Lihat saja di Maros dan di Pangkep Provinsi Sulawesi Selatan, sebuah kawasan batu karst terbesar kedua di dunia kini tak sehijau dulu lagi. Sebab sudah terlalu banyak yang datang menjamahnya. Kemudian mereka mengekspos keindahannya sehingga berbondong-bondong orang tertarik menjamahnya. Orang-orang yang pertama kali menginjakkan kaki disana kemungkinan akan terkagum-kagum oleh keindahan gugusan batu karst. Tapi cobalah bertanya pada penduduk desa sekitar, mereka akan mengatakn bahwa tempat ini tak sepermaidulu. Sana-sini sudah mulai ada tumpukkan sampah ulah pengunjung tak bertanggung jawab.Pun itu hanya satu contoh, sebab hutan yang tak lagi perawan sudah sangat banyak. Padahal gunung dan hutan sebenarnya tak butuh uluran tangan manusia. Tanpa manusia menyentuh alam akan bisa berkembang lebih baik. Akan tetapi, memang manusialah yang hidupnya tak bisa lepas pada alam.

Suasana berbeda aku dapati ketika aku menginjakkan kaki di Kota Kupang, Nusa Tenggara Timur. Sebuah tempat yang tanahnya tak begitu subur dan penuh debu. Di sana aku bertemu dengan perkumpulan alumni beasiswa. Kegiatan mereka sungguh menarik yakni membuat program pohon alumni. Setiap orang yang telah selesai menerima beasiswa menanam satu pohon dekat fakultasnya dan punya tugas untuk merawatnya. Dan setiap mereka kembali mereka dengan bangga melihat pertmbuhan pohonnya masing-masing. Adapula seorang teman dari fakultas kelautan dan perikanan yang dengan bangga memilih mandi satu kali sehari demi menghemat air padahal air dirumahnya tak pernah berhenti mengalir. Seorang mahasiswa lainnya yang sehari-hari tidak brgabung di komunitas manapun membeli beberapa alat pencungkil untuk mencabut paku-paku dari baliho dan spanduk yang menyiksa pepohonan.

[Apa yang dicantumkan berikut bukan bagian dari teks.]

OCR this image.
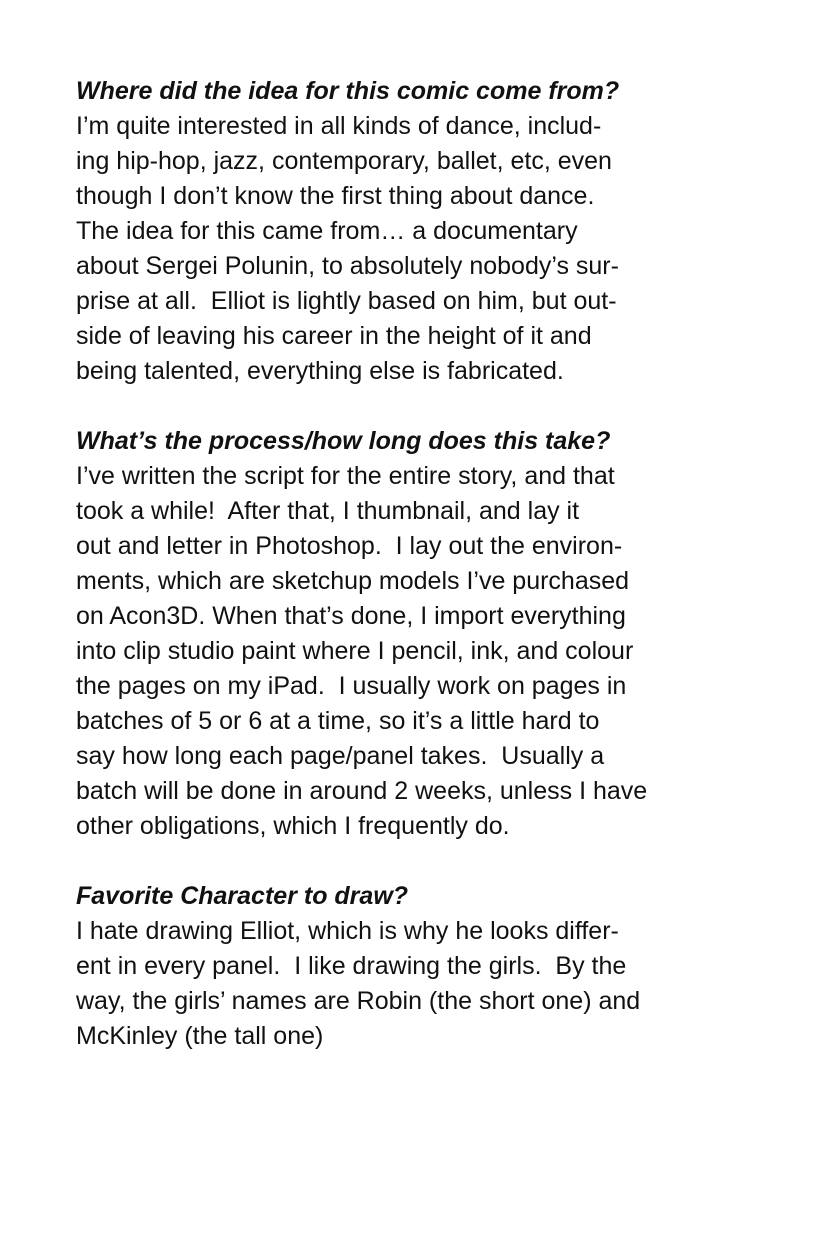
Where did the idea for this comic come from?

I’m quite interested in all kinds of dance, includ-
ing hip-hop, jazz, contemporary, ballet, etc, even
though I don’t know the first thing about dance.
The idea for this came from… a documentary
about Sergei Polunin, to absolutely nobody’s sur-
prise at all.  Elliot is lightly based on him, but out-
side of leaving his career in the height of it and
being talented, everything else is fabricated.

What’s the process/how long does this take?

I’ve written the script for the entire story, and that
took a while!  After that, I thumbnail, and lay it
out and letter in Photoshop.  I lay out the environ-
ments, which are sketchup models I’ve purchased
on Acon3D. When that’s done, I import everything
into clip studio paint where I pencil, ink, and colour
the pages on my iPad.  I usually work on pages in
batches of 5 or 6 at a time, so it’s a little hard to
say how long each page/panel takes.  Usually a
batch will be done in around 2 weeks, unless I have
other obligations, which I frequently do.

Favorite Character to draw?

I hate drawing Elliot, which is why he looks differ-
ent in every panel.  I like drawing the girls.  By the
way, the girls’ names are Robin (the short one) and
McKinley (the tall one)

Menurutku para pemilik pohon alumni dan mahasiswa pencungkil paku inilah pencinta alam csejati. Mereka mencinta dengan cara sederhana. Tanpa perlu label, komunitas dan embel-embel pengalaman menelusuri lekak lekuk alam macan hutan dan pengununan. Mereka mencinta tanpa ada keinginan menyentuhnya.

Pada akhirnya darimanapun asalnya, baik orang yang tergabung dalam pencinta alam, atau pun mahasiswa biasa, kita sama-sama pemuda dengan gelora cinta yang berapi-api. Masih banyak hal yang bisa kita lakukan. Termasuk memilih bersikap jadi pencinta sejati atau pecinta bertopeng. Tentu saja demi kelestarian alam.